Patrick Ho, president of Dow Chemical Pacific, says that when the plant is fully operational, LG Dow is expected to ship $350m worth of polycarbonate annually, and will also likely post an annual average of $120m in import substitutes.
Construction of the plant will contribute to the regeneration of the Korean petrochemical industry, which has faced challenges due to the financial crises of the past few years. The plant also represents the largest investment in the Korean petrochemical industry since the beginning of the difficulties.
Meanwhile, Cargill Dow Polymers (CDP) has selected Japan to be among the first of its planned world-scale facilities to produce commercial polymers from renewable resources such as corn.
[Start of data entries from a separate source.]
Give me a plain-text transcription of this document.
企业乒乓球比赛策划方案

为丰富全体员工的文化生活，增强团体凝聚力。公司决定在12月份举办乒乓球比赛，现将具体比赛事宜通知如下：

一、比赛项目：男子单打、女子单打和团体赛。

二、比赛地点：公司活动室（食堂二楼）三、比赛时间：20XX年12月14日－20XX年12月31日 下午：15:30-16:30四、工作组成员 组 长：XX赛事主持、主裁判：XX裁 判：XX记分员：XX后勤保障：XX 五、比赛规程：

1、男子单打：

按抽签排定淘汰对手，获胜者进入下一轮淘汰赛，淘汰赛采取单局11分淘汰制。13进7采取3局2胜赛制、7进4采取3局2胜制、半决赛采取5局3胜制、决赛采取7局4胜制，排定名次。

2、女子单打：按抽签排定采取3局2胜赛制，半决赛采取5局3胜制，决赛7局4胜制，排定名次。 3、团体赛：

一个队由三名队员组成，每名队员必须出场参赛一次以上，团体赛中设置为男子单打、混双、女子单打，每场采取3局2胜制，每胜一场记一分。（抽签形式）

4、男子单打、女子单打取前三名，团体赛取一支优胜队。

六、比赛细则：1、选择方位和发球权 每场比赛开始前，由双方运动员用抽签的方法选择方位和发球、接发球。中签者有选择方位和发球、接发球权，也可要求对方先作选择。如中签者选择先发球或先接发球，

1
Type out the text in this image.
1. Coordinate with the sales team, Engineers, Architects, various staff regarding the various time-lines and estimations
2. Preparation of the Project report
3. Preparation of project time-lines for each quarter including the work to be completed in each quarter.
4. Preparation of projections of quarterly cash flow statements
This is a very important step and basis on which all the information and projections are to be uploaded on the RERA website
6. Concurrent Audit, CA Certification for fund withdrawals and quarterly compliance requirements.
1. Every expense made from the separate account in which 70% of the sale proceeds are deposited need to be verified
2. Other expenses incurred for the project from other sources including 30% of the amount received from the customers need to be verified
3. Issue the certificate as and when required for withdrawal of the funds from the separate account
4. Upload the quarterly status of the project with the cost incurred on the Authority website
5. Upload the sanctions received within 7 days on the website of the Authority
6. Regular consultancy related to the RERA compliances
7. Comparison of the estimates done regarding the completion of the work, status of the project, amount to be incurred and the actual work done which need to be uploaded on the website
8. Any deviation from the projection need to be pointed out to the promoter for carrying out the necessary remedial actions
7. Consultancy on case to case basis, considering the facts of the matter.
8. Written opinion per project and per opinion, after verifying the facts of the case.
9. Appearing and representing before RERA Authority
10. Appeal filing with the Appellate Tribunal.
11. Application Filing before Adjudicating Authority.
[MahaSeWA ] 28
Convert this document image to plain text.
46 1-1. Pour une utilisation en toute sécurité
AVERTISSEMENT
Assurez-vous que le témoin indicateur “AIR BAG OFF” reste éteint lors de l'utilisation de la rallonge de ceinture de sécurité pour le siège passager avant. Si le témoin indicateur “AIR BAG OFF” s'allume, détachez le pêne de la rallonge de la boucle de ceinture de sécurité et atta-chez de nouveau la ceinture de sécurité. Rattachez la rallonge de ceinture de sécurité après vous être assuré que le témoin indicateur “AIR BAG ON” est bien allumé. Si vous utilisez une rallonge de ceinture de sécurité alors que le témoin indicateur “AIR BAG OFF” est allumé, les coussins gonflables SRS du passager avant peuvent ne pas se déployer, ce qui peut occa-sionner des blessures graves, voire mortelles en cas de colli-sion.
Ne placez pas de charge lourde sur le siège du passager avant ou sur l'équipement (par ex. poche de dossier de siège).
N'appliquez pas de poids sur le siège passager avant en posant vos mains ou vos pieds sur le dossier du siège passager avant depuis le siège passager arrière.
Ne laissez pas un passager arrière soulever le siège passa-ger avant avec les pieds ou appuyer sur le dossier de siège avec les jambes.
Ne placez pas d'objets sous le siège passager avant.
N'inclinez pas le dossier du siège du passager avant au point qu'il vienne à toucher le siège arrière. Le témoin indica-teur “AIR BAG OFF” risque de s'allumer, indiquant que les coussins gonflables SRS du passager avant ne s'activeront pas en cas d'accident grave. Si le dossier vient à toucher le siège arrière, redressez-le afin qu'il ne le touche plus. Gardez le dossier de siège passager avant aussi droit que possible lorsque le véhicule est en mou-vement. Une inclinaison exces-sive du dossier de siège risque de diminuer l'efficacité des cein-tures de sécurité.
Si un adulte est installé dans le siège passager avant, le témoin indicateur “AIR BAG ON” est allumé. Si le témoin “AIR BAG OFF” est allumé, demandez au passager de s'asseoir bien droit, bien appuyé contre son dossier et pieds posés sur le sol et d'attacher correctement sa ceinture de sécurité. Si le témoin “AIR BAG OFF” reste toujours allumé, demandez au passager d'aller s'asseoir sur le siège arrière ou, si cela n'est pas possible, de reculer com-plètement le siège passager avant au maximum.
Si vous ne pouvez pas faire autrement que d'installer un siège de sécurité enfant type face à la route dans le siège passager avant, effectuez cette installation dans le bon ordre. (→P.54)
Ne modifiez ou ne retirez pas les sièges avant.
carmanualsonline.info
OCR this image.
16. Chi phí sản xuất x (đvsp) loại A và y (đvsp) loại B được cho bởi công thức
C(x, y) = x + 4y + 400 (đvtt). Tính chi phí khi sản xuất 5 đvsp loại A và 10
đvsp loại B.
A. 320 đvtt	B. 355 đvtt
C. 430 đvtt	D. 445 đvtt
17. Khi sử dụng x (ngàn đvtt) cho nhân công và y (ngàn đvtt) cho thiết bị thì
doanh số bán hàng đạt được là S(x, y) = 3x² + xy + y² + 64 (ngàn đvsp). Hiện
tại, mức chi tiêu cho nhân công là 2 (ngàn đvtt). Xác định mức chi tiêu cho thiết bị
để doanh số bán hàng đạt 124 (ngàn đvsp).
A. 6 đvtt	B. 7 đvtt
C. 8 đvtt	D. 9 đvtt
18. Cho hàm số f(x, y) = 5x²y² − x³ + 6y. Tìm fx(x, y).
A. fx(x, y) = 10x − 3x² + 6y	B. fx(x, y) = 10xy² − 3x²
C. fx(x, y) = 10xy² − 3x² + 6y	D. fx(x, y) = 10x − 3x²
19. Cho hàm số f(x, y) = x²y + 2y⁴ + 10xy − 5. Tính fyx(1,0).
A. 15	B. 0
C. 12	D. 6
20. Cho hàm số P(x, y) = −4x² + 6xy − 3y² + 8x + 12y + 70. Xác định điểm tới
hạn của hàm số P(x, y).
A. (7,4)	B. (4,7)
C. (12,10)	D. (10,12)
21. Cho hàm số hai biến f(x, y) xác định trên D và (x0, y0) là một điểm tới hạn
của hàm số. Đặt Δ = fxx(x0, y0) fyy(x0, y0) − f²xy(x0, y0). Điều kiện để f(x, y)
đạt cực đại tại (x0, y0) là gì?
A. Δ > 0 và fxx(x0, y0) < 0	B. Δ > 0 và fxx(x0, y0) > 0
The parent companies of the 50:50 joint venture, Dow Chemical and Cargill, are investing more than $300m in the business.
The first production facility is in Blair, Nebraska, US. CDP plans to bring the new facility onstream in late 2001 with a capacity of 140 000 tonne/year, which should satisfy initial global demand.
The company hopes to bring onstream a new plant every two years, the next of which should be in Europe where there is a large demand for natural packaging materials, a spokesman for CDP said, followed by a third plant in Japan.
CDP claims it will be 'the first company to offer its customers a family of polymers derived entirely from renewable resources with the cost and performance necessary to compete with traditional fibres and packaging materials'. By applying its NatureWorks technology to the processing of natural plant sugars CDP has created a proprietary polylactide polymer (PLA) which is fully biodegradable.
CDP has recently entered into the sales contracts with Japanese market leaders such as Kanebo Gohsen, Kuraray, Mitsubishi Jushi and Unitika, who have already committed to developing products from NatureWorks PLA.
Andy Shafer, commercial director for Japan and North America for CDP, says that 'the Japanese market is a critical market for Cargill Dow Polymers'.